Get written estimates. Obtain at least two written repair estimates from licensed plumbers. Ask each plumber to include a written assessment of the probable cause and estimated timeline of the leak. This documentation helps establish that the damage was sudden rather than gradual.

File promptly. Contact your insurance company as soon as you confirm the leak. Most policies require "prompt notification" of covered losses. Waiting days or weeks to file can give the adjuster grounds to question whether you took reasonable action to prevent further damage.

Request an inspection before repair. Let your adjuster know you want them to inspect the damage before repair work begins. If the adjuster cannot schedule an inspection quickly enough and the leak is causing ongoing damage, document everything thoroughly, proceed with emergency mitigation (shutting off water, emergency drying), and keep detailed records.

Separate the costs. When receiving estimates, ask the plumber to itemize the pipe repair cost separately from the water damage restoration cost. This makes it clear to the adjuster which costs fall under the standard dwelling coverage (water damage) and which would require the service line endorsement (pipe repair).

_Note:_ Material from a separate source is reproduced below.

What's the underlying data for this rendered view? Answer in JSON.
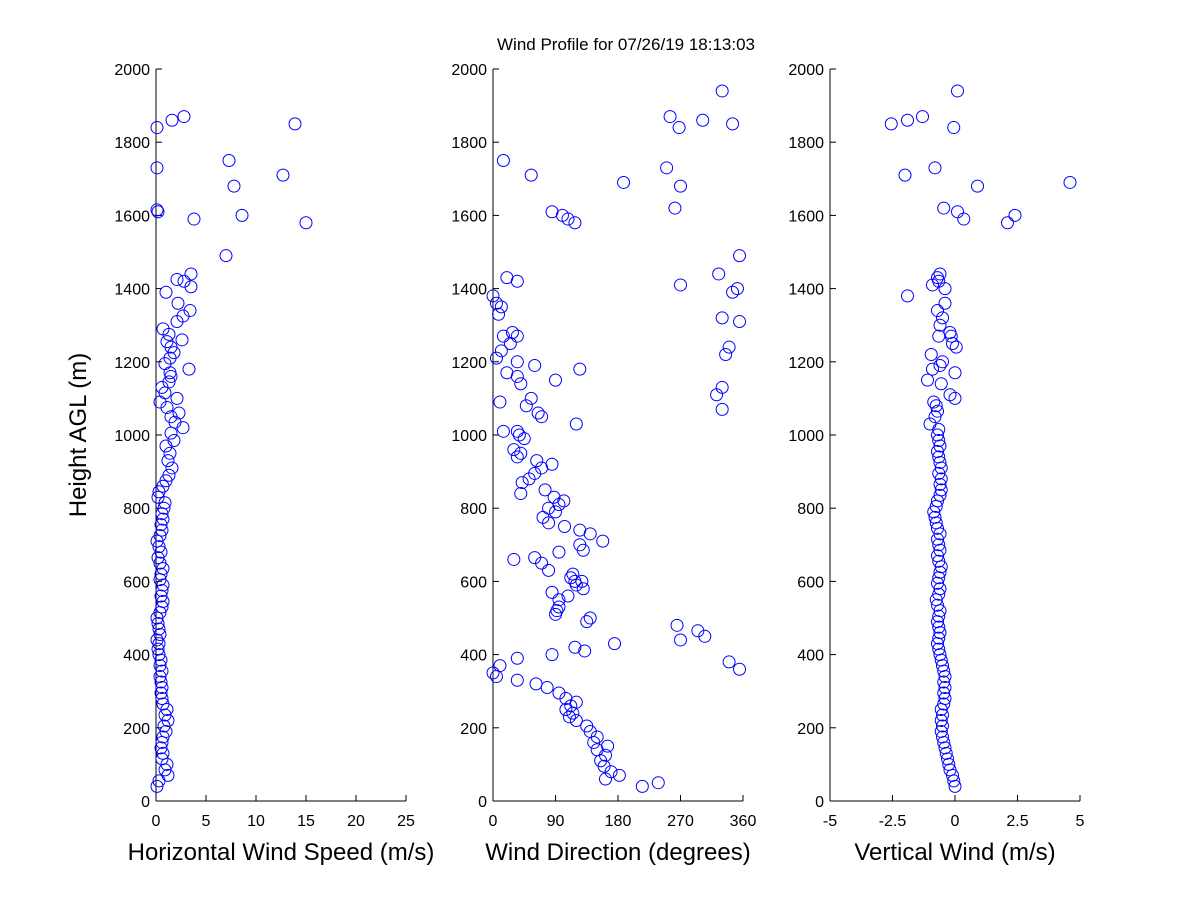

Consider a public adjuster. If your claim is denied or the settlement offer seems low, a public adjuster can advocate on your behalf. Public adjusters work for you (not the insurance company), review the policy language, negotiate the claim, and typically charge 10% to 15% of the settlement amount. For claims above $5,000, a public adjuster often recovers more than enough to justify their fee.

Key Takeaway

Homeowners insurance usually covers water damage from a slab leak but not the pipe repair itself. File promptly, document everything before repairs begin, and consider adding service line coverage to your policy if you have copper plumbing under a slab foundation.